To add a new record, you only need to call the add method.


The search implementation logic is similar to the above keySearch. For id Search, use the get method of HashMap. For a search term, the overall process is to use first word segmentation, second query, and last sorting. Of course, the word segmentation here must be consistent with the word segmentation used for creation (that is, the word segmentation is used for creation, and the word segmentation is also used for search ).

In the getIds method, HashMap <String, Integer> idTimes = new HashMap <String, Integer> (); The idTimes variable is used to store the number of word elements in the search term that appear in keySearch, the key value is the unique id, and the value is the number of words that appear.

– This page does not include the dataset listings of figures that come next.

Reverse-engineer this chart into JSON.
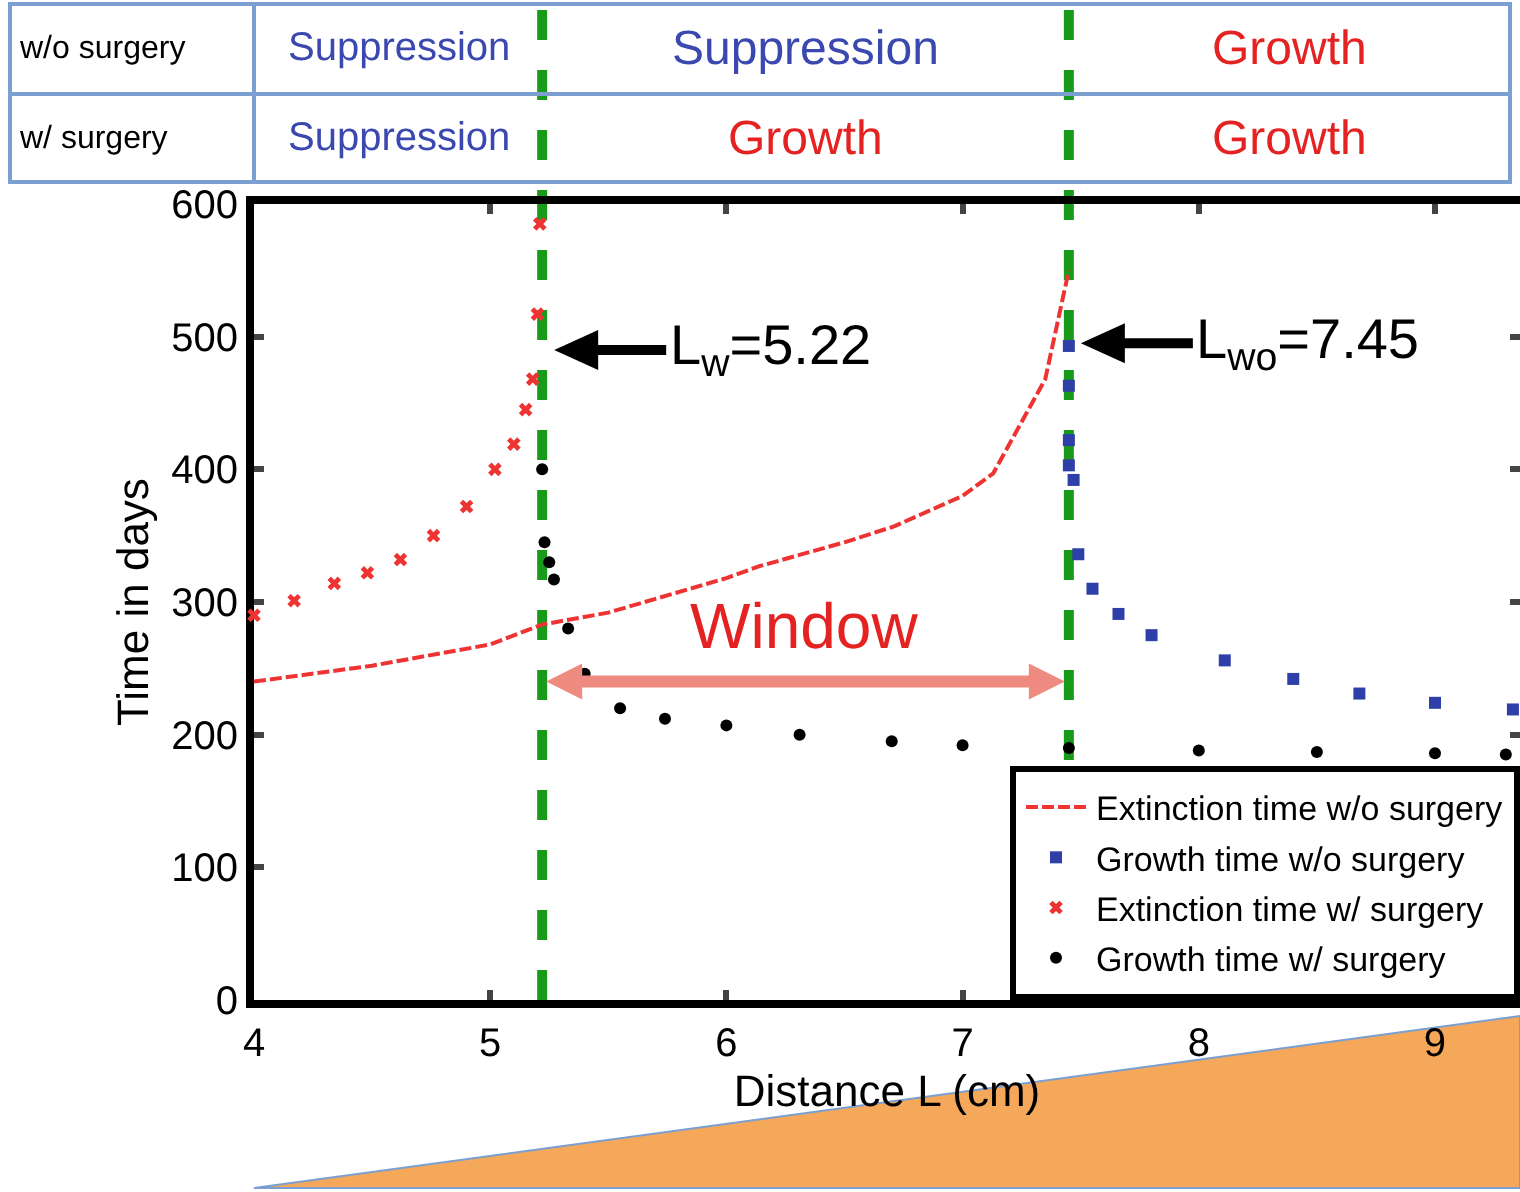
{
  "chart_data": {
    "type": "scatter",
    "xlabel": "Distance L (cm)",
    "ylabel": "Time in days",
    "xlim": [
      4,
      9.36
    ],
    "xticks": [
      4,
      5,
      6,
      7,
      8,
      9
    ],
    "ylim": [
      0,
      600
    ],
    "yticks": [
      0,
      100,
      200,
      300,
      400,
      500,
      600
    ],
    "grid": false,
    "legend": "bottom right",
    "series": [
      {
        "name": "Extinction time w/o surgery",
        "type": "line",
        "line_style": "dashed",
        "marker": "none",
        "color": "#ee3333",
        "x": [
          4,
          4.5,
          5,
          5.22,
          5.5,
          6,
          6.14,
          6.5,
          6.71,
          7,
          7.13,
          7.35,
          7.45
        ],
        "values": [
          240,
          252,
          268,
          283,
          292,
          318,
          327,
          345,
          357,
          380,
          397,
          468,
          550
        ]
      },
      {
        "name": "Growth time w/o surgery",
        "type": "scatter",
        "marker": "square",
        "color": "#2e3fa8",
        "x": [
          7.45,
          7.45,
          7.45,
          7.45,
          7.47,
          7.49,
          7.55,
          7.66,
          7.8,
          8.11,
          8.4,
          8.68,
          9,
          9.33
        ],
        "values": [
          493,
          463,
          422,
          403,
          392,
          336,
          310,
          291,
          275,
          256,
          242,
          231,
          224,
          219
        ]
      },
      {
        "name": "Extinction time w/ surgery",
        "type": "scatter",
        "marker": "cross",
        "color": "#ee3333",
        "x": [
          4,
          4.17,
          4.34,
          4.48,
          4.62,
          4.76,
          4.9,
          5.02,
          5.1,
          5.15,
          5.18,
          5.2,
          5.21
        ],
        "values": [
          290,
          301,
          314,
          322,
          332,
          350,
          372,
          400,
          419,
          445,
          468,
          517,
          585
        ]
      },
      {
        "name": "Growth time w/ surgery",
        "type": "scatter",
        "marker": "circle",
        "color": "#000000",
        "x": [
          5.22,
          5.23,
          5.25,
          5.27,
          5.33,
          5.4,
          5.55,
          5.74,
          6,
          6.31,
          6.7,
          7,
          7.45,
          8,
          8.5,
          9,
          9.3
        ],
        "values": [
          400,
          345,
          330,
          317,
          280,
          246,
          220,
          212,
          207,
          200,
          195,
          192,
          190,
          188,
          187,
          186,
          185
        ]
      }
    ],
    "ref_lines": [
      {
        "axis": "x",
        "value": 5.22,
        "color": "#1a9a1a",
        "line_style": "dashed"
      },
      {
        "axis": "x",
        "value": 7.45,
        "color": "#1a9a1a",
        "line_style": "dashed"
      }
    ],
    "annotations": [
      "w/o surgery",
      "Suppression",
      "Suppression",
      "Growth",
      "w/ surgery",
      "Suppression",
      "Growth",
      "Growth",
      {
        "text": "L$_{w}$=5.22",
        "x": 5.22,
        "y": 490
      },
      {
        "text": "L$_{wo}$=7.45",
        "x": 7.45,
        "y": 495
      },
      "Window"
    ]
  }
}
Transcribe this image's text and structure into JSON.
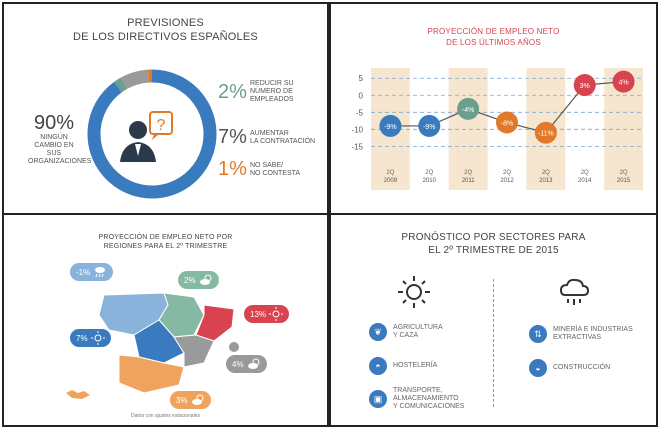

HashSet <String> ids = new HashSet <String> (); ids variables are used to store ids of the tokens that appear. In this way, the search complexity is the number of words in the search term n. Obtain the ids containing the word element, construct a SortBean array, and sort it. The sorting rule is to sort the number of word elements in descending order. Returns the ids string. Each id is separated by a comma. To obtain details
Use the getObjects method.


The above is just a simple search engine and has not designed many computing methods. You are welcome to criticize it.


How to implement a simple search method written in java?

You can use the full-text java search engine. You can study Lucene. It is basically the standard in open-source search engines.

Java simple file search program code

You can use Baidu Hi to notify us
Have the opportunity to solve your problem
You can also notify us of the same requirements.

ES: \ 72AC5A535EB37676D1962C31E53D5C65

Contact Us

The content source of this page is from Internet, which doesn't represent Alibaba Cloud's opinion; products and services mentioned on that page don't have any relationship with Alibaba Cloud. If the content of the page makes you feel confusing, please write us an email, we will handle the problem within 5 days after receiving your email.

If you find any instances of plagiarism from the community, please send an email to: info-contact@alibabacloud.com and provide relevant evidence. A staff member will contact you within 5 working days.

A Free Trial That Lets You Build Big!

Start building with 50+ products and up to 12 months usage for Elastic Compute Service

  • Sales Support

    1 on 1 presale consultation

  • After-Sales Support

    24/7 Technical Support 6 Free Tickets per Quarter Faster Response

  • Alibaba Cloud offers highly flexible support services tailored to meet your exact needs.